I followed the line of his arm, and saw circles of dull red beneath the grid.
“If you’re ever here when they start to flash on and off, run for it. It means the launch grid is going to operate in the next minute. If you were standing here when that happened, you’d die but no one would have to bury you. You’d go like a puff of smoke.”
And we were going to space in a ship sitting on top of that lethal grid.
“Why doesn’t it vaporize the ferry ship?” I didn’t want information. I wanted reassurance.
“Because of this,” Shaker said. He stepped forward, to the great pie-shaped cushion plate sitting beneath the ship. “It can stand pressures and temperatures better than anything ever built on Erin.”
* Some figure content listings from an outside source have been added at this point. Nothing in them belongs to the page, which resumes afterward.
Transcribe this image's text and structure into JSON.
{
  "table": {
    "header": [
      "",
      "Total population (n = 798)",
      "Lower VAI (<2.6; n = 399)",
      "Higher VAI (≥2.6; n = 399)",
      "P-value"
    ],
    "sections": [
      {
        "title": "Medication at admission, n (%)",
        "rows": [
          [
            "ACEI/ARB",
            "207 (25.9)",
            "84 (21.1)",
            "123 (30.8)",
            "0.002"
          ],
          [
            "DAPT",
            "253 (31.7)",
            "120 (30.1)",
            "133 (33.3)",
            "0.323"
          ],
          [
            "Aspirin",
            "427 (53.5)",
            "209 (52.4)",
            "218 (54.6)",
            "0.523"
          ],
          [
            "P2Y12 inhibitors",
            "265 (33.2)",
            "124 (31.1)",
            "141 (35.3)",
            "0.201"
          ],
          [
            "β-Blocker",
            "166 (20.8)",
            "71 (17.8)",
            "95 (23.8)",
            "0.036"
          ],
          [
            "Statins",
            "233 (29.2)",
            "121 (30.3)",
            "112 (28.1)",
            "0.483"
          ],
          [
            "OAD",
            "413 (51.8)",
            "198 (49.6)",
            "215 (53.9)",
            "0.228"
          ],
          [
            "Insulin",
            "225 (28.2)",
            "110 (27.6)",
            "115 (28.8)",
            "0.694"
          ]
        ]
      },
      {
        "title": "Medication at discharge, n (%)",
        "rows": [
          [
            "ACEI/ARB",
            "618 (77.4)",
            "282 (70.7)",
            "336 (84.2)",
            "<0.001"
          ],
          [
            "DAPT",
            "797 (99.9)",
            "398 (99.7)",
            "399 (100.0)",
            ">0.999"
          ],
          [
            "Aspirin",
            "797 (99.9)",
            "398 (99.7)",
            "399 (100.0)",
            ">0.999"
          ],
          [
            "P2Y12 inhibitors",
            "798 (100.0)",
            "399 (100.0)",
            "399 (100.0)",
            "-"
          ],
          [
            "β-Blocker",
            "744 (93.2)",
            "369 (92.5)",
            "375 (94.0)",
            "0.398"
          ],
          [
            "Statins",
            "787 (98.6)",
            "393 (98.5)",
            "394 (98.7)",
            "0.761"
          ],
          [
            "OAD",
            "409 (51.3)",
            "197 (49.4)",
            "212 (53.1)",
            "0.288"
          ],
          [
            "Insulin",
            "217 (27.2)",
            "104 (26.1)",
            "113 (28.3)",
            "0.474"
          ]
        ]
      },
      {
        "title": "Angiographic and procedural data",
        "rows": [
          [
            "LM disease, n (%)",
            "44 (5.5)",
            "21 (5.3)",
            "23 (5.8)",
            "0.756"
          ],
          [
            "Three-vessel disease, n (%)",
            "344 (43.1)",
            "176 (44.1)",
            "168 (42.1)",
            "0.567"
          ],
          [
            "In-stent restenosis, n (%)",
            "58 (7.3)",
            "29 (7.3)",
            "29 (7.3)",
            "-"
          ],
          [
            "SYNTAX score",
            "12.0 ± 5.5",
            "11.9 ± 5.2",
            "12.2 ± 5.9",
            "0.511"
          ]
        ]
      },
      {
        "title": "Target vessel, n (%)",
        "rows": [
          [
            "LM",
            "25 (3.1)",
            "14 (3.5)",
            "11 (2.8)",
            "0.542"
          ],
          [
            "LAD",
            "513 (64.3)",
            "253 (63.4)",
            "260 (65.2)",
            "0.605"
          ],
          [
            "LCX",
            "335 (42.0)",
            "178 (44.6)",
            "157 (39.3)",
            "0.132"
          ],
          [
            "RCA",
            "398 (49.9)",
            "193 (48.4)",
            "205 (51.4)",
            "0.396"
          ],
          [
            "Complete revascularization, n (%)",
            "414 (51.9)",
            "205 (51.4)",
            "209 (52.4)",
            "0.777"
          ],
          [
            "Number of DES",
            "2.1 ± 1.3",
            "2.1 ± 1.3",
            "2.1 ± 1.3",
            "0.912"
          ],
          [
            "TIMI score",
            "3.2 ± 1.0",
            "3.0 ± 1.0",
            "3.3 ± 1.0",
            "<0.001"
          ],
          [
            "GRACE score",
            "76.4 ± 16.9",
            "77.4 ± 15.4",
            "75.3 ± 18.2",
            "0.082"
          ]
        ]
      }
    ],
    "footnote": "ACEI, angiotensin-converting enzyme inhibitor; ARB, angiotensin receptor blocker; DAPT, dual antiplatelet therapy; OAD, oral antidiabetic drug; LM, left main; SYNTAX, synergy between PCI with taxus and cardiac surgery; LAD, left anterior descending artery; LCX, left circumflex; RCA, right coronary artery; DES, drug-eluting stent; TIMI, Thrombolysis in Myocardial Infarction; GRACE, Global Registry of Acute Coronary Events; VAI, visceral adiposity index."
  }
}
“This wasn’t built on Erin? Where was it built?” For the past few minutes I had been asking question after question, but Danny Shaker didn’t seem to mind. He was so friendly and easygoing, it was hard to see him as a spacer captain. Captains ought to be gruff and tough and rigid, not smiling and softspoken.
“No one knows quite where—or when.” He slapped his open palm hard on the cushion plate, and it rang with a high-pitched sound like a gigantic crystal glass. “But it’s all ancient,” he went on. “From before the Isolation.”
His voice was quite matter-of-fact. There was clearly no doubt in his mind that the Isolation was real. There had once been travel to the stars, and a known universe far beyond the Forty Worlds, and that was that.
“But it works perfectly well,” he continued. “Safer than anything we build today. In fact, there’s no way we could build anything like this now. We don’t have the tools, or the materials, or the knowledge. Erin is really lucky to have it. Without the ferry system I doubt we’d ever have been able to get off planet to scavenge the Forty Worlds. And without the light elements we get from them, Erin would be in real trouble.
“Ever see the inside of a ferry ship? Come on.” He did not wait for an answer, but went right to the ramp that carried cargo and passengers up into the ship.
Seen from a distance on the great circle of the launch site, as I had always seen them, the ferry ships had appeared big, but not really enormous. Each one was a silvery half-sphere, without windows or any other features, sitting above its cushion plate. At the very top of each ship was an antenna like a black hoop. It was easy to imagine the ship as a great serving dish, to be lifted away from the cushion plate using the hoop above.
I knew that was wrong, because the ship and cushion plate had to remain strongly bound together unless they were deliberately released in orbit. But what I did not realize, until I stepped inside a ferry ship, was just how huge it was. I followed Danny Shaker at least ten paces to a central control room, through a narrow corridor higher than his head. The internal partitions were transparent, and we were surrounded on all sides by great bales of stacked cargo.